La victime de la rupture abusive de pourparlers peut-elle prétendre à des dommages-intérêts au titre du manque à gagner résultant de la non-conclusion du contrat ?

La société A. engage avec les consorts X., actionnaires de la société E., des négociations en vue de la cession des actions composant le capital de cette société. Les pourparlers entrepris au printemps de l’année 1997 ont, à l’issue de plusieurs rencontres et de divers échanges de courriers, conduit à l’établissement, le 24 septembre 1997, d’un projet d’accord stipulant notamment plusieurs conditions suspensives qui devaient être réalisées avant le 10 octobre de la même année, date ultérieurement reportée au 31 octobre. Après de nouvelles discussions, la société A. accepte, le 16 octobre 1997, les demandes de modification formulées par les cédants et propose de reporter la date limite de réalisation des conditions au 15 novembre 1997. Les consorts X. n’ayant formulé aucune observation, un nouveau projet de cession leur est adressé le 13 novembre 1997. La société A ayant appris le 24 novembre, que les consorts X. avaient consenti, le 10 novembre, une promesse de cession des actions de la société E. à la société S. , demande que les consorts X. et la société S. soient condamnés à réparer le préjudice résultant de la rupture fautive des pourparlers.

La Cour de cassation jugeant :

· que les circonstances constitutives d’une faute commise dans l’exercice du droit de rupture unilatérale des pourparlers précontractuels ne sont pas la cause du préjudice consistant dans la perte d’une chance de réaliser les gains que permettait d’espérer la conclusion du contrat.
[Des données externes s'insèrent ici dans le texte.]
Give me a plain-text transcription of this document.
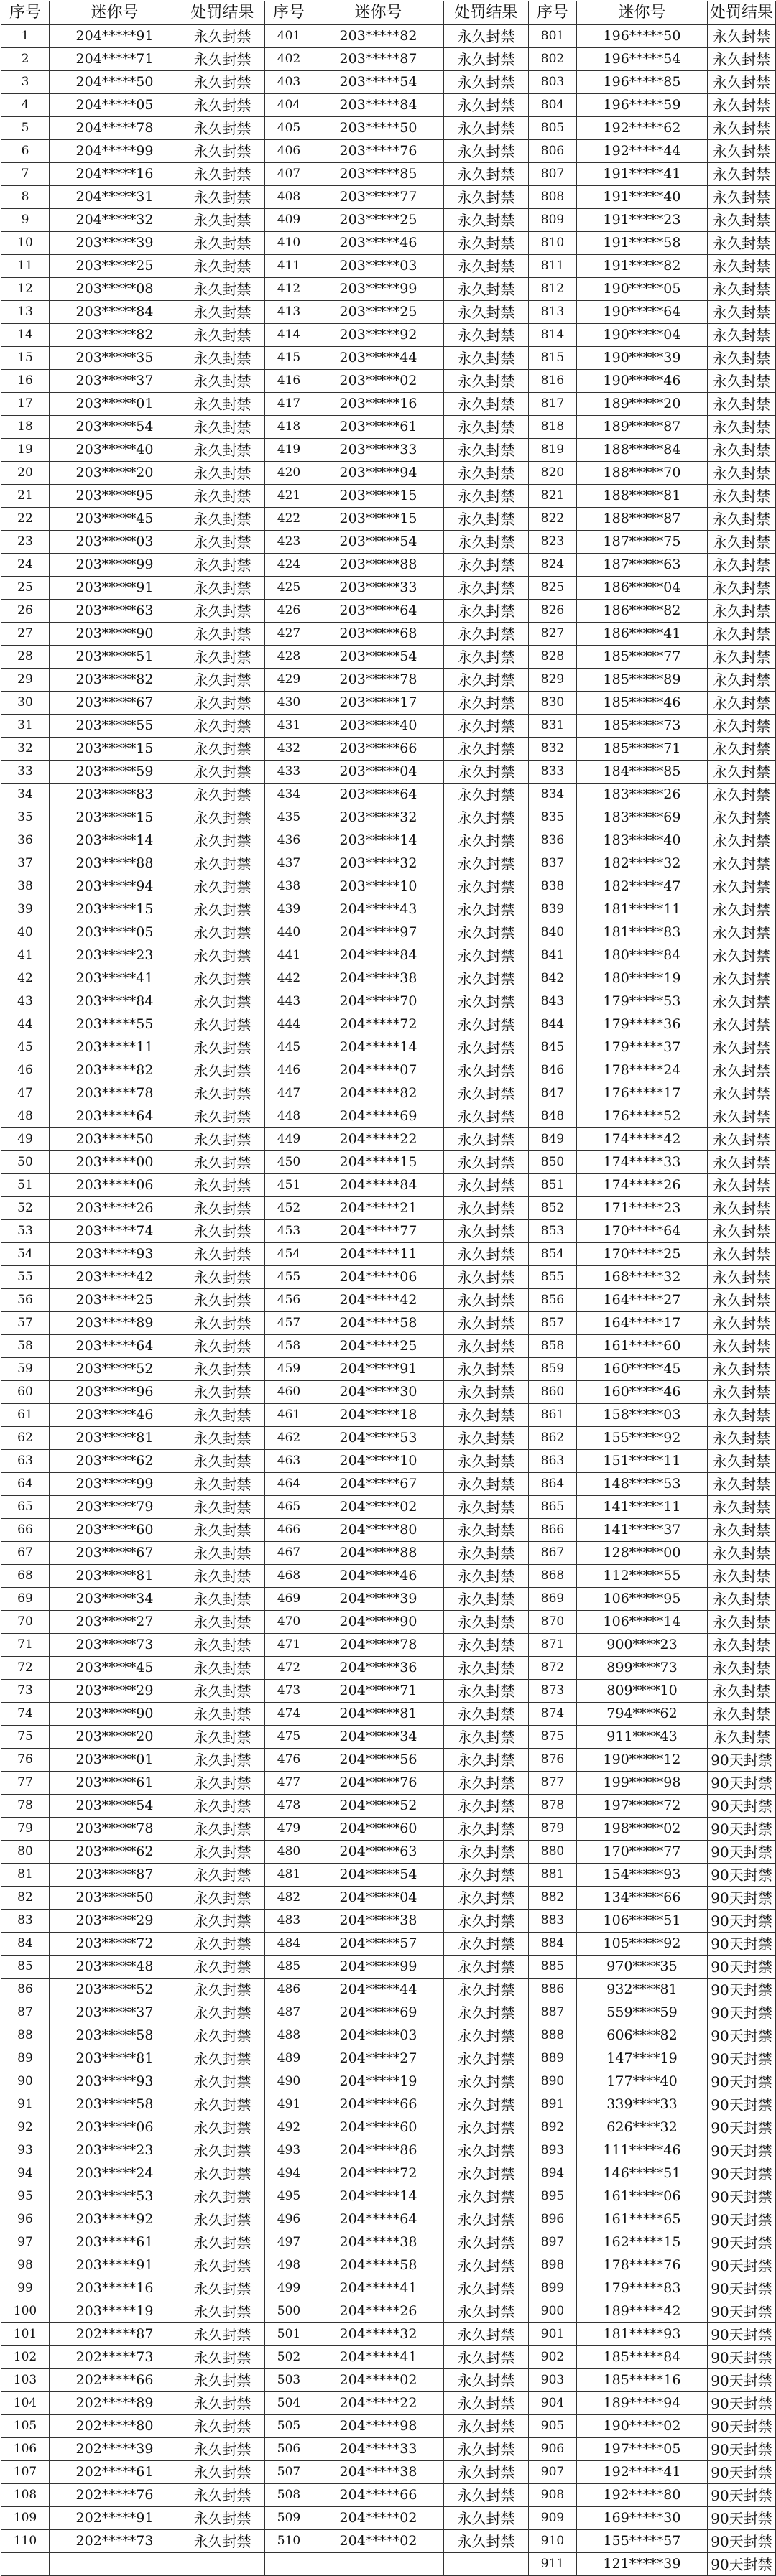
序号	迷你号	处罚结果	序号	迷你号	处罚结果	序号	迷你号	处罚结果
1	204*****91	永久封禁	401	203*****82	永久封禁	801	196*****50	永久封禁
2	204*****71	永久封禁	402	203*****87	永久封禁	802	196*****54	永久封禁
3	204*****50	永久封禁	403	203*****54	永久封禁	803	196*****85	永久封禁
4	204*****05	永久封禁	404	203*****84	永久封禁	804	196*****59	永久封禁
5	204*****78	永久封禁	405	203*****50	永久封禁	805	192*****62	永久封禁
6	204*****99	永久封禁	406	203*****76	永久封禁	806	192*****44	永久封禁
7	204*****16	永久封禁	407	203*****85	永久封禁	807	191*****41	永久封禁
8	204*****31	永久封禁	408	203*****77	永久封禁	808	191*****40	永久封禁
9	204*****32	永久封禁	409	203*****25	永久封禁	809	191*****23	永久封禁
10	203*****39	永久封禁	410	203*****46	永久封禁	810	191*****58	永久封禁
11	203*****25	永久封禁	411	203*****03	永久封禁	811	191*****82	永久封禁
12	203*****08	永久封禁	412	203*****99	永久封禁	812	190*****05	永久封禁
13	203*****84	永久封禁	413	203*****25	永久封禁	813	190*****64	永久封禁
14	203*****82	永久封禁	414	203*****92	永久封禁	814	190*****04	永久封禁
15	203*****35	永久封禁	415	203*****44	永久封禁	815	190*****39	永久封禁
16	203*****37	永久封禁	416	203*****02	永久封禁	816	190*****46	永久封禁
17	203*****01	永久封禁	417	203*****16	永久封禁	817	189*****20	永久封禁
18	203*****54	永久封禁	418	203*****61	永久封禁	818	189*****87	永久封禁
19	203*****40	永久封禁	419	203*****33	永久封禁	819	188*****84	永久封禁
20	203*****20	永久封禁	420	203*****94	永久封禁	820	188*****70	永久封禁
21	203*****95	永久封禁	421	203*****15	永久封禁	821	188*****81	永久封禁
22	203*****45	永久封禁	422	203*****15	永久封禁	822	188*****87	永久封禁
23	203*****03	永久封禁	423	203*****54	永久封禁	823	187*****75	永久封禁
24	203*****99	永久封禁	424	203*****88	永久封禁	824	187*****63	永久封禁
25	203*****91	永久封禁	425	203*****33	永久封禁	825	186*****04	永久封禁
26	203*****63	永久封禁	426	203*****64	永久封禁	826	186*****82	永久封禁
27	203*****90	永久封禁	427	203*****68	永久封禁	827	186*****41	永久封禁
28	203*****51	永久封禁	428	203*****54	永久封禁	828	185*****77	永久封禁
29	203*****82	永久封禁	429	203*****78	永久封禁	829	185*****89	永久封禁
30	203*****67	永久封禁	430	203*****17	永久封禁	830	185*****46	永久封禁
31	203*****55	永久封禁	431	203*****40	永久封禁	831	185*****73	永久封禁
32	203*****15	永久封禁	432	203*****66	永久封禁	832	185*****71	永久封禁
33	203*****59	永久封禁	433	203*****04	永久封禁	833	184*****85	永久封禁
34	203*****83	永久封禁	434	203*****64	永久封禁	834	183*****26	永久封禁
35	203*****15	永久封禁	435	203*****32	永久封禁	835	183*****69	永久封禁
36	203*****14	永久封禁	436	203*****14	永久封禁	836	183*****40	永久封禁
37	203*****88	永久封禁	437	203*****32	永久封禁	837	182*****32	永久封禁
38	203*****94	永久封禁	438	203*****10	永久封禁	838	182*****47	永久封禁
39	203*****15	永久封禁	439	204*****43	永久封禁	839	181*****11	永久封禁
40	203*****05	永久封禁	440	204*****97	永久封禁	840	181*****83	永久封禁
41	203*****23	永久封禁	441	204*****84	永久封禁	841	180*****84	永久封禁
42	203*****41	永久封禁	442	204*****38	永久封禁	842	180*****19	永久封禁
43	203*****84	永久封禁	443	204*****70	永久封禁	843	179*****53	永久封禁
44	203*****55	永久封禁	444	204*****72	永久封禁	844	179*****36	永久封禁
45	203*****11	永久封禁	445	204*****14	永久封禁	845	179*****37	永久封禁
46	203*****82	永久封禁	446	204*****07	永久封禁	846	178*****24	永久封禁
47	203*****78	永久封禁	447	204*****82	永久封禁	847	176*****17	永久封禁
48	203*****64	永久封禁	448	204*****69	永久封禁	848	176*****52	永久封禁
49	203*****50	永久封禁	449	204*****22	永久封禁	849	174*****42	永久封禁
50	203*****00	永久封禁	450	204*****15	永久封禁	850	174*****33	永久封禁
51	203*****06	永久封禁	451	204*****84	永久封禁	851	174*****26	永久封禁
52	203*****26	永久封禁	452	204*****21	永久封禁	852	171*****23	永久封禁
53	203*****74	永久封禁	453	204*****77	永久封禁	853	170*****64	永久封禁
54	203*****93	永久封禁	454	204*****11	永久封禁	854	170*****25	永久封禁
55	203*****42	永久封禁	455	204*****06	永久封禁	855	168*****32	永久封禁
56	203*****25	永久封禁	456	204*****42	永久封禁	856	164*****27	永久封禁
57	203*****89	永久封禁	457	204*****58	永久封禁	857	164*****17	永久封禁
58	203*****64	永久封禁	458	204*****25	永久封禁	858	161*****60	永久封禁
59	203*****52	永久封禁	459	204*****91	永久封禁	859	160*****45	永久封禁
60	203*****96	永久封禁	460	204*****30	永久封禁	860	160*****46	永久封禁
61	203*****46	永久封禁	461	204*****18	永久封禁	861	158*****03	永久封禁
62	203*****81	永久封禁	462	204*****53	永久封禁	862	155*****92	永久封禁
63	203*****62	永久封禁	463	204*****10	永久封禁	863	151*****11	永久封禁
64	203*****99	永久封禁	464	204*****67	永久封禁	864	148*****53	永久封禁
65	203*****79	永久封禁	465	204*****02	永久封禁	865	141*****11	永久封禁
66	203*****60	永久封禁	466	204*****80	永久封禁	866	141*****37	永久封禁
67	203*****67	永久封禁	467	204*****88	永久封禁	867	128*****00	永久封禁
68	203*****81	永久封禁	468	204*****46	永久封禁	868	112*****55	永久封禁
69	203*****34	永久封禁	469	204*****39	永久封禁	869	106*****95	永久封禁
70	203*****27	永久封禁	470	204*****90	永久封禁	870	106*****14	永久封禁
71	203*****73	永久封禁	471	204*****78	永久封禁	871	900****23	永久封禁
72	203*****45	永久封禁	472	204*****36	永久封禁	872	899****73	永久封禁
73	203*****29	永久封禁	473	204*****71	永久封禁	873	809****10	永久封禁
74	203*****90	永久封禁	474	204*****81	永久封禁	874	794****62	永久封禁
75	203*****20	永久封禁	475	204*****34	永久封禁	875	911****43	永久封禁
76	203*****01	永久封禁	476	204*****56	永久封禁	876	190*****12	90天封禁
77	203*****61	永久封禁	477	204*****76	永久封禁	877	199*****98	90天封禁
78	203*****54	永久封禁	478	204*****52	永久封禁	878	197*****72	90天封禁
79	203*****78	永久封禁	479	204*****60	永久封禁	879	198*****02	90天封禁
80	203*****62	永久封禁	480	204*****63	永久封禁	880	170*****77	90天封禁
81	203*****87	永久封禁	481	204*****54	永久封禁	881	154*****93	90天封禁
82	203*****50	永久封禁	482	204*****04	永久封禁	882	134*****66	90天封禁
83	203*****29	永久封禁	483	204*****38	永久封禁	883	106*****51	90天封禁
84	203*****72	永久封禁	484	204*****57	永久封禁	884	105*****92	90天封禁
85	203*****48	永久封禁	485	204*****99	永久封禁	885	970****35	90天封禁
86	203*****52	永久封禁	486	204*****44	永久封禁	886	932****81	90天封禁
87	203*****37	永久封禁	487	204*****69	永久封禁	887	559****59	90天封禁
88	203*****58	永久封禁	488	204*****03	永久封禁	888	606****82	90天封禁
89	203*****81	永久封禁	489	204*****27	永久封禁	889	147****19	90天封禁
90	203*****93	永久封禁	490	204*****19	永久封禁	890	177****40	90天封禁
91	203*****58	永久封禁	491	204*****66	永久封禁	891	339****33	90天封禁
92	203*****06	永久封禁	492	204*****60	永久封禁	892	626****32	90天封禁
93	203*****23	永久封禁	493	204*****86	永久封禁	893	111*****46	90天封禁
94	203*****24	永久封禁	494	204*****72	永久封禁	894	146*****51	90天封禁
95	203*****53	永久封禁	495	204*****14	永久封禁	895	161*****06	90天封禁
96	203*****92	永久封禁	496	204*****64	永久封禁	896	161*****65	90天封禁
97	203*****61	永久封禁	497	204*****38	永久封禁	897	162*****15	90天封禁
98	203*****91	永久封禁	498	204*****58	永久封禁	898	178*****76	90天封禁
99	203*****16	永久封禁	499	204*****41	永久封禁	899	179*****83	90天封禁
100	203*****19	永久封禁	500	204*****26	永久封禁	900	189*****42	90天封禁
101	202*****87	永久封禁	501	204*****32	永久封禁	901	181*****93	90天封禁
102	202*****73	永久封禁	502	204*****41	永久封禁	902	185*****84	90天封禁
103	202*****66	永久封禁	503	204*****02	永久封禁	903	185*****16	90天封禁
104	202*****89	永久封禁	504	204*****22	永久封禁	904	189*****94	90天封禁
105	202*****80	永久封禁	505	204*****98	永久封禁	905	190*****02	90天封禁
106	202*****39	永久封禁	506	204*****33	永久封禁	906	197*****05	90天封禁
107	202*****61	永久封禁	507	204*****38	永久封禁	907	192*****41	90天封禁
108	202*****76	永久封禁	508	204*****66	永久封禁	908	192*****80	90天封禁
109	202*****91	永久封禁	509	204*****02	永久封禁	909	169*****30	90天封禁
110	202*****73	永久封禁	510	204*****02	永久封禁	910	155*****57	90天封禁
						911	121*****39	90天封禁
Par suite, en l’absence d’accord ferme et définitif, le préjudice subi par la société A. n’incluait que les frais occasionnés par la négociation et les études préalables auxquelles elle avait procéder et non les gains qu’elle pouvait, en cas de conclusion du contrat, espérer tirer de l’exploitation du fonds de commerce ni même la perte d’une chance d’obtenir ces gains ;

· que le simple fait de contracter, même en connaissance de cause, avec une personne ayant engagé des pourparlers avec un tiers ne constitue pas, en lui-même et sauf s’il est dicté par l’intention de nuire ou s’accompagne de manoeuvres frauduleuses, une faute de nature à engager la responsabilité de son auteur ;

Rejette, par suite, l’action en responsabilité formée par la société A. contre le tiers, la société S., qui avait en définitive acquis les titres dès lors que la clause insérée dans la promesse de cession signée par celui-ci, par laquelle il s’engageait à garantir par avance le vendeur de toute indemnité en cas de rupture abusive des pourparlers, ne suffisait pas à établir qu’il avait usé de procédés déloyaux pour obtenir la cession des actions composant le capital de la société E., ni même qu’il avait une connaissance exacte de l’état d’avancement des négociations poursuivies entre la société A. et les cédants et du manque de loyauté de ceux-ci à l’égard de celle-là, peu important qu’il ait en définitive profité de leurs manoeuvres déloyales.